Received 3 November 2011; Accepted 29 December 2011

Academic Editor: Dongsheng Zhou

Copyright © 2012 Mariana Vanesa Greco et al. This is an open access article distributed under the Creative Commons Attribution License, which permits unrestricted use, distribution, and reproduction in any medium, provided the original work is properly cited.


Mycotoxins are secondary metabolites produced by filamentous fungi that cause a toxic response when ingested by animals or man. Demand of natural fur, such as those from rabbit and chinchilla, produced under controlled conditions, has increased worldwide. The toxicogenic mycoflora contaminating feeds for these animals was enumerated and identified.

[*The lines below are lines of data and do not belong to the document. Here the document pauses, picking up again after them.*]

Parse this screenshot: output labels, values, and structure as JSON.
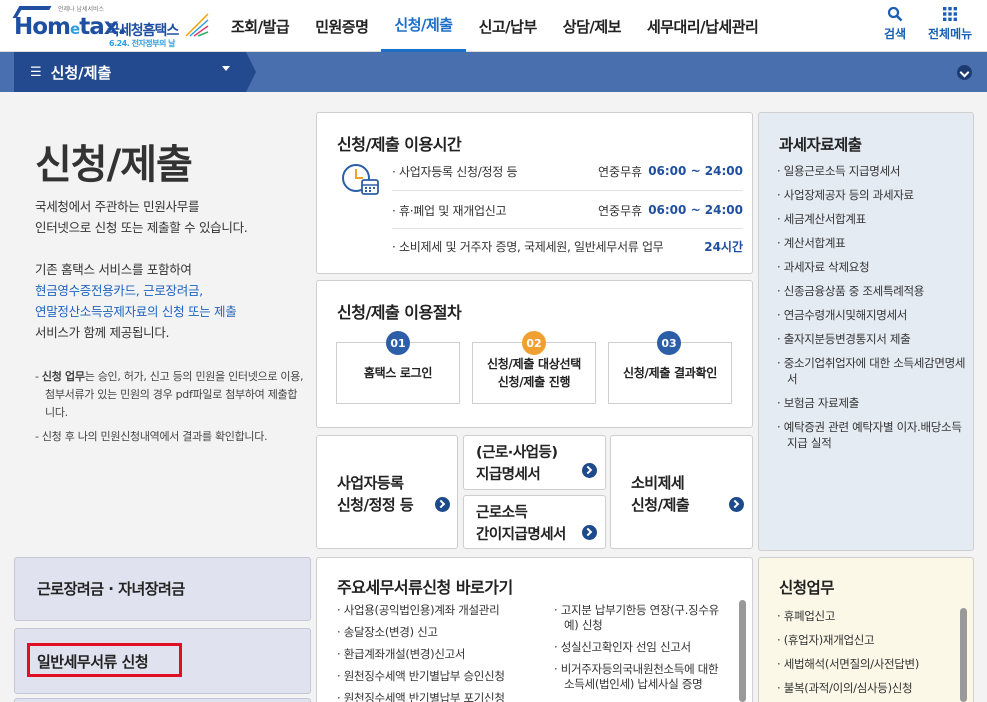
{
  "header": {
    "logo": {
      "text": "Hometax.",
      "small": "언제나 납세서비스",
      "name": "국세청홈택스",
      "sub": "6.24. 전자정부의 날"
    },
    "menu": [
      "조회/발급",
      "민원증명",
      "신청/제출",
      "신고/납부",
      "상담/제보",
      "세무대리/납세관리"
    ],
    "active_menu": "신청/제출",
    "search_label": "검색",
    "allmenu_label": "전체메뉴"
  },
  "subbar": {
    "title": "신청/제출"
  },
  "intro": {
    "title": "신청/제출",
    "p1": [
      "국세청에서 주관하는 민원사무를",
      "인터넷으로 신청 또는 제출할 수 있습니다."
    ],
    "p2_plain": "기존 홈택스 서비스를 포함하여",
    "p2_blue": [
      "현금영수증전용카드, 근로장려금,",
      "연말정산소득공제자료의 신청 또는 제출"
    ],
    "p2_tail": "서비스가 함께 제공됩니다.",
    "note1_bold": "신청 업무",
    "note1": "는 승인, 허가, 신고 등의 민원을 인터넷으로 이용, 첨부서류가 있는 민원의 경우 pdf파일로 첨부하여 제출합니다.",
    "note2": "- 신청 후 나의 민원신청내역에서 결과를 확인합니다."
  },
  "hours": {
    "title": "신청/제출 이용시간",
    "rows": [
      {
        "label": "· 사업자등록 신청/정정 등",
        "year": "연중무휴",
        "time": "06:00 ~ 24:00"
      },
      {
        "label": "· 휴·폐업 및 재개업신고",
        "year": "연중무휴",
        "time": "06:00 ~ 24:00"
      },
      {
        "label": "· 소비제세 및 거주자 증명, 국제세원, 일반세무서류 업무",
        "year": "",
        "time": "24시간"
      }
    ]
  },
  "procedure": {
    "title": "신청/제출 이용절차",
    "steps": [
      {
        "num": "01",
        "label": "홈택스 로그인",
        "color": "#2d5ea8"
      },
      {
        "num": "02",
        "label": "신청/제출 대상선택\n신청/제출 진행",
        "color": "#f0a030"
      },
      {
        "num": "03",
        "label": "신청/제출 결과확인",
        "color": "#2d5ea8"
      }
    ]
  },
  "quick": {
    "business": "사업자등록\n신청/정정 등",
    "payment": "(근로·사업등)\n지급명세서",
    "simple": "근로소득\n간이지급명세서",
    "consume": "소비제세\n신청/제출"
  },
  "tax_data": {
    "title": "과세자료제출",
    "items": [
      "· 일용근로소득 지급명세서",
      "· 사업장제공자 등의 과세자료",
      "· 세금계산서합계표",
      "· 계산서합계표",
      "· 과세자료 삭제요청",
      "· 신종금융상품 중 조세특례적용",
      "· 연금수령개시및해지명세서",
      "· 출자지분등변경통지서 제출",
      "· 중소기업취업자에 대한 소득세감면명세서",
      "· 보험금 자료제출",
      "· 예탁증권 관련 예탁자별 이자.배당소득 지급 실적"
    ]
  },
  "left_boxes": {
    "incentive": "근로장려금 · 자녀장려금",
    "general": "일반세무서류 신청"
  },
  "shortcuts": {
    "title": "주요세무서류신청 바로가기",
    "col1": [
      "· 사업용(공익법인용)계좌 개설관리",
      "· 송달장소(변경) 신고",
      "· 환급계좌개설(변경)신고서",
      "· 원천징수세액 반기별납부 승인신청",
      "· 원천징수세액 반기별납부 포기신청"
    ],
    "col2": [
      "· 고지분 납부기한등 연장(구.징수유예) 신청",
      "· 성실신고확인자 선임 신고서",
      "· 비거주자등의국내원천소득에 대한 소득세(법인세) 납세사실 증명"
    ]
  },
  "application": {
    "title": "신청업무",
    "items": [
      "· 휴폐업신고",
      "· (휴업자)재개업신고",
      "· 세법해석(서면질의/사전답변)",
      "· 불복(과적/이의/심사등)신청"
    ]
  }
}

Six of the major mycotoxins implicated in animal mycotoxicosis were detected and quantified. Moulds count ranged from < 10 to 4 . 7 × 1 0 5 CFU g−1; 14% of the samples exceeded the limit that determines hygienic feed quality. More than twenty species belonging to the five most important mycotoxigenic mould genera were recovered. Among the analyzed mycotoxins, aflatoxins were recovered in 100% of the examined samples, deoxynivalenol in 95%, fumonisins in 100%, ochratoxin A in 98%, T2 toxin in 98%, and zearalenone in 100%. Cooccurrence of mycotoxins was observed in 100% of the samples analyzed. Exposure to multiple mycotoxins was thus demonstrated for these animals.